Ackermann lolos ke Inggris pada akhir musim lalu. Pelatih kepala Eddie Jones berbicara dengannya pada awal tahun itu, tetapi tidak ada kontak sejak itu dengan pemain yang bermain untuk Afrika Selatan di level U-20 dan A, dan dapat beroperasi sebagai No 8 atau penyerang buta. “Saya tidak tertarik dengan Afrika Selatan dalam 18 bulan terakhir,” kata Ackermann. “Inggris telah berkembang sejak Piala Dunia tahun lalu dan prospek bermain untuk mereka membuat saya bersemangat. Akan ada tur Lions yang akan datang dan, bahkan jika Anda tidak terlibat, Anda merasakan bagaimana para pemain bereaksi terhadapnya, kegembiraan yang dihasilkannya, dan betapa besar pencapaiannya untuk membuat regu.

“Saya telah berdiskusi dengan Eddie Jones sebelum lockdown pertama, tapi tidak ada yang besar. Dia memberi tahu saya apa yang harus saya perbaiki dan apa yang dia sukai dari saya. Tidak ada apa pun sejak saat itu dan saya hanya perlu bermain dengan kemampuan terbaik saya, memastikan bahwa saya siap jika itu terjadi dan mengambilnya dengan kedua tangan.
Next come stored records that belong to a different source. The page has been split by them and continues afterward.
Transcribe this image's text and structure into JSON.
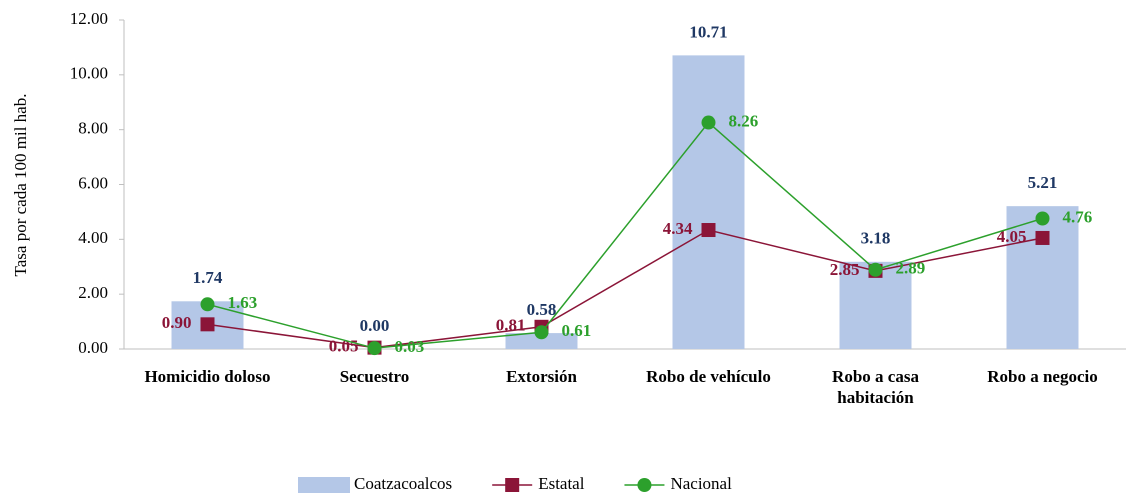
{
  "chart_data": {
    "type": "bar_line",
    "y_label": "Tasa por cada 100 mil hab.",
    "categories": [
      "Homicidio doloso",
      "Secuestro",
      "Extorsión",
      "Robo de vehículo",
      "Robo a casa habitación",
      "Robo a negocio"
    ],
    "series": [
      {
        "name": "Coatzacoalcos",
        "type": "bar",
        "color": "#b4c7e7",
        "label_color": "#1f3864",
        "values": [
          1.74,
          0,
          0.58,
          10.71,
          3.18,
          5.21
        ],
        "value_labels": [
          "1.74",
          "0.00",
          "0.58",
          "10.71",
          "3.18",
          "5.21"
        ]
      },
      {
        "name": "Estatal",
        "type": "line",
        "marker": "square",
        "color": "#8b1538",
        "values": [
          0.9,
          0.05,
          0.81,
          4.34,
          2.85,
          4.05
        ],
        "value_labels": [
          "0.90",
          "0.05",
          "0.81",
          "4.34",
          "2.85",
          "4.05"
        ]
      },
      {
        "name": "Nacional",
        "type": "line",
        "marker": "circle",
        "color": "#2ca02c",
        "values": [
          1.63,
          0.03,
          0.61,
          8.26,
          2.89,
          4.76
        ],
        "value_labels": [
          "1.63",
          "0.03",
          "0.61",
          "8.26",
          "2.89",
          "4.76"
        ]
      }
    ],
    "ylim": [
      0,
      12
    ],
    "yticks": [
      {
        "value": 0,
        "label": "0.00"
      },
      {
        "value": 2,
        "label": "2.00"
      },
      {
        "value": 4,
        "label": "4.00"
      },
      {
        "value": 6,
        "label": "6.00"
      },
      {
        "value": 8,
        "label": "8.00"
      },
      {
        "value": 10,
        "label": "10.00"
      },
      {
        "value": 12,
        "label": "12.00"
      }
    ],
    "grid": false,
    "legend": "bottom"
  }
}
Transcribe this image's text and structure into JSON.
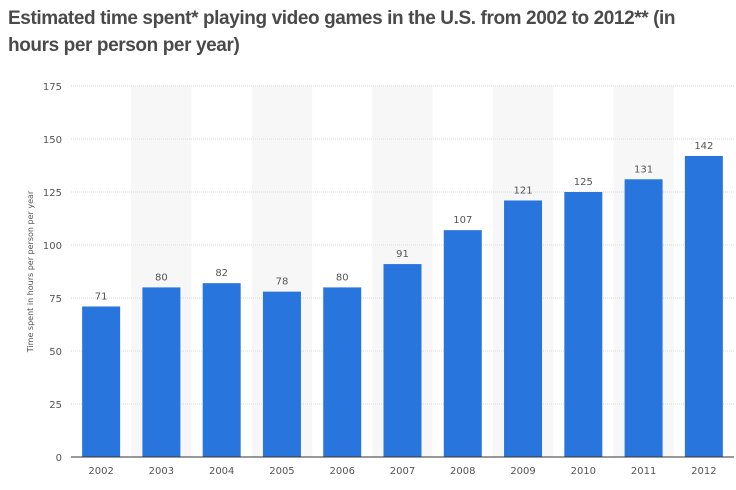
{
  "chart_data": {
    "type": "bar",
    "title": "Estimated time spent* playing video games in the U.S. from 2002 to 2012** (in hours per person per year)",
    "xlabel": "",
    "ylabel": "Time spent in hours per person per year",
    "ylim": [
      0,
      175
    ],
    "yticks": [
      0,
      25,
      50,
      75,
      100,
      125,
      150,
      175
    ],
    "categories": [
      "2002",
      "2003",
      "2004",
      "2005",
      "2006",
      "2007",
      "2008",
      "2009",
      "2010",
      "2011",
      "2012"
    ],
    "values": [
      71,
      80,
      82,
      78,
      80,
      91,
      107,
      121,
      125,
      131,
      142
    ],
    "grid": true,
    "bar_color": "#2876dd",
    "data_labels": true
  }
}
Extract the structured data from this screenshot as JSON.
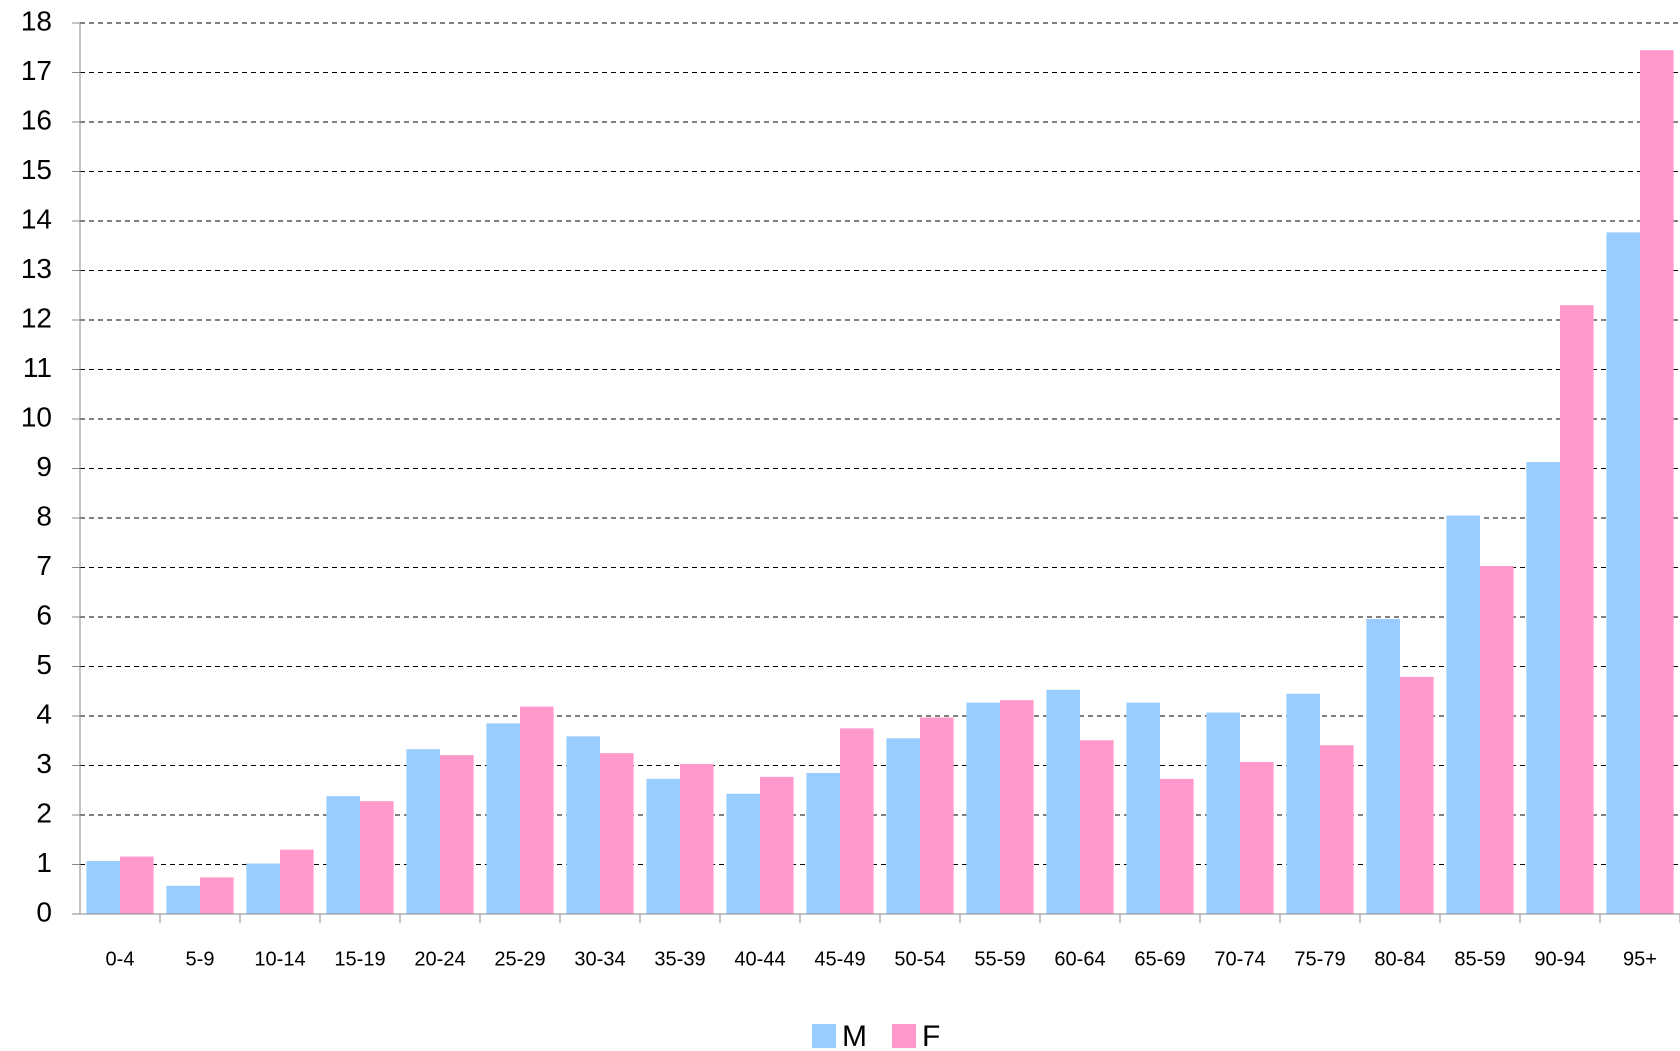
{
  "chart_data": {
    "type": "bar",
    "categories": [
      "0-4",
      "5-9",
      "10-14",
      "15-19",
      "20-24",
      "25-29",
      "30-34",
      "35-39",
      "40-44",
      "45-49",
      "50-54",
      "55-59",
      "60-64",
      "65-69",
      "70-74",
      "75-79",
      "80-84",
      "85-59",
      "90-94",
      "95+"
    ],
    "series": [
      {
        "name": "M",
        "color": "#99ccff",
        "values": [
          1.07,
          0.57,
          1.02,
          2.38,
          3.33,
          3.85,
          3.59,
          2.73,
          2.43,
          2.85,
          3.55,
          4.27,
          4.53,
          4.27,
          4.07,
          4.45,
          5.96,
          8.05,
          9.13,
          13.77
        ]
      },
      {
        "name": "F",
        "color": "#ff99cc",
        "values": [
          1.16,
          0.74,
          1.3,
          2.28,
          3.21,
          4.19,
          3.25,
          3.03,
          2.77,
          3.75,
          3.97,
          4.32,
          3.51,
          2.73,
          3.07,
          3.41,
          4.79,
          7.03,
          12.3,
          17.45
        ]
      }
    ],
    "ylim": [
      0,
      18
    ],
    "yticks": [
      0,
      1,
      2,
      3,
      4,
      5,
      6,
      7,
      8,
      9,
      10,
      11,
      12,
      13,
      14,
      15,
      16,
      17,
      18
    ],
    "grid": true,
    "legend": "bottom"
  }
}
Perbaikan dalam bentuk Gloucester akan membantu. Mereka maju ke babak keenam Liga Utama di bagian bawah tabel, setelah memainkan semua pertandingan mereka tidak seperti beberapa saingan mereka yang telah diberikan poin pembatalan, tetapi sulit untuk membantah bahwa itu adalah posisi yang salah: sejak mengalahkan Bath di awal Januari tahun lalu, mereka telah kalah 14 dari 18 pertandingan Liga Utama yang telah mereka mainkan.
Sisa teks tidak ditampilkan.